Ce qu’il faut retenir :
- La SEC et la CFTC ont publié conjointement mardi un document d’interprétation de 68 pages établissant qu’une majorité de cryptomonnaies ne constituent pas des valeurs mobilières au sens du droit fédéral américain.
- Le texte introduit une taxonomie des tokens distinguant stablecoins, commodités numériques et “outils numériques”, et clarifie le traitement du minage, du staking et des airdrops.
- “Nous ne sommes plus la ‘commission des valeurs mobilières et de tout le reste'”, a déclaré le président de la SEC Paul Atkins lors du DC Blockchain Summit à Washington.
Plus d’une décennie après les premières controverses réglementaires autour du statut juridique des cryptomonnaies, la Securities and Exchange Commission et la Commodity Futures Trading Commission ont tranché. Un document d’interprétation conjoint de 68 pages, publié ce mardi, affirme que la majorité des actifs numériques ne sont pas des valeurs mobilières au sens du droit fédéral américain. Une clarification attendue depuis des années par l’industrie.
Une rupture nette avec l’ère Gensler
Le contraste avec l’approche précédente est saisissant. Sous la présidence de Gary Gensler, la SEC avait adopté une posture offensive : multiplication des poursuites contre des acteurs majeurs du secteur, et affirmation répétée que la quasi-totalité des cryptomonnaies relevait de sa juridiction en tant que valeurs mobilières.

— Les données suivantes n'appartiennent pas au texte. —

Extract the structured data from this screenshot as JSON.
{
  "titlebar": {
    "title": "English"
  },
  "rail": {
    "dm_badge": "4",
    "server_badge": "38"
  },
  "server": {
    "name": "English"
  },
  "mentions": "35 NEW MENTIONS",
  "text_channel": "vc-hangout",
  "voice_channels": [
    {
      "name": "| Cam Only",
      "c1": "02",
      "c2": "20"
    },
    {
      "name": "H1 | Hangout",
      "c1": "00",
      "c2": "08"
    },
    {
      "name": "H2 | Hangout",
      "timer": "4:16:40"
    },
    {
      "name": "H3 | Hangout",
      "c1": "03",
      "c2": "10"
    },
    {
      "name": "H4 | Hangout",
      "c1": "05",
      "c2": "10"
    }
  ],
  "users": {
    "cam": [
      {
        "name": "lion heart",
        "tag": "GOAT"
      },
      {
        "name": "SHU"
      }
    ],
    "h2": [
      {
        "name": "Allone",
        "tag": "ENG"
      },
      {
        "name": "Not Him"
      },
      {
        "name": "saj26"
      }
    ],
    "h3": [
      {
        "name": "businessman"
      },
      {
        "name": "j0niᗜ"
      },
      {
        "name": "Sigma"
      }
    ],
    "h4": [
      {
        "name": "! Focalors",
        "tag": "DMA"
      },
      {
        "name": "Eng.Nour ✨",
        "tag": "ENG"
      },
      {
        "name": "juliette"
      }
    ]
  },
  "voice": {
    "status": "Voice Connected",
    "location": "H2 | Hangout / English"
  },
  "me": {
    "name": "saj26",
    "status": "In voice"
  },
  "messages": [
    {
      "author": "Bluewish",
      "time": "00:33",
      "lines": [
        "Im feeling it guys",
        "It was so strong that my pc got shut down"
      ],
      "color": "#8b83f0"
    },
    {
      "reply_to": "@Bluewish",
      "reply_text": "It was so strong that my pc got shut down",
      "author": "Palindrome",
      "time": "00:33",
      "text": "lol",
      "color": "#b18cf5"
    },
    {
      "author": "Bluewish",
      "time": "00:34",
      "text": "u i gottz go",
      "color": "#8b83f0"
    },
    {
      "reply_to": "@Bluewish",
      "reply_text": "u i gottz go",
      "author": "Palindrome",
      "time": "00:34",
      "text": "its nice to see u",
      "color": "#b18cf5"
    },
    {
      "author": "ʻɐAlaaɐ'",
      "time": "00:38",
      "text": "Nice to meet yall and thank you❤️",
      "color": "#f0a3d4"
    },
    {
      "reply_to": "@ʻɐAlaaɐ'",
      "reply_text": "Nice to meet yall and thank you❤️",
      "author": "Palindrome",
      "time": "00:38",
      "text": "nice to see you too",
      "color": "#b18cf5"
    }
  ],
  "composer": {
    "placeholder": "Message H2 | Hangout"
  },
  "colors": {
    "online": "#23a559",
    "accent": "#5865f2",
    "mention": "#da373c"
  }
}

Une stratégie de “régulation par l’application” qui avait crispé l’ensemble de l’industrie.
Paul Atkins, qui a pris la tête de la SEC, a rompu publiquement avec cette ligne dès sa nomination.
Après plus d’une décennie d’incertitude, cette interprétation donnera aux acteurs du marché une compréhension claire de la manière dont la Commission traite les crypto-actifs en vertu des lois fédérales sur les valeurs mobilières.
C’est ce que les agences de régulation sont censées faire : tracer des lignes claires en des termes clairs.
Une taxonomie en trois catégories
Le texte introduit un cadre de classification structuré autour de trois grandes catégories d’actifs numériques, aucune d’entre elles ne constituant une valeur mobilière.
Les stablecoins sont explicitement exclus du champ des securities. Les commodités numériques (digital commodities), c’est-à-dire les actifs “intrinsèquement liés à et tirant leur valeur du fonctionnement programmatique d’un système crypto fonctionnel” ainsi que de la dynamique offre/demande, ne sont pas non plus des valeurs mobilières. Enfin, les “outils numériques” (digital tools), catégorie incluant notamment les objets de collection numériques représentant des droits sur des cartes à collectionner ou des événements, bénéficient du même traitement.
Le document clarifie également le régime applicable au minage, au staking de protocole et aux airdrops, trois mécanismes au statut longtemps ambigu.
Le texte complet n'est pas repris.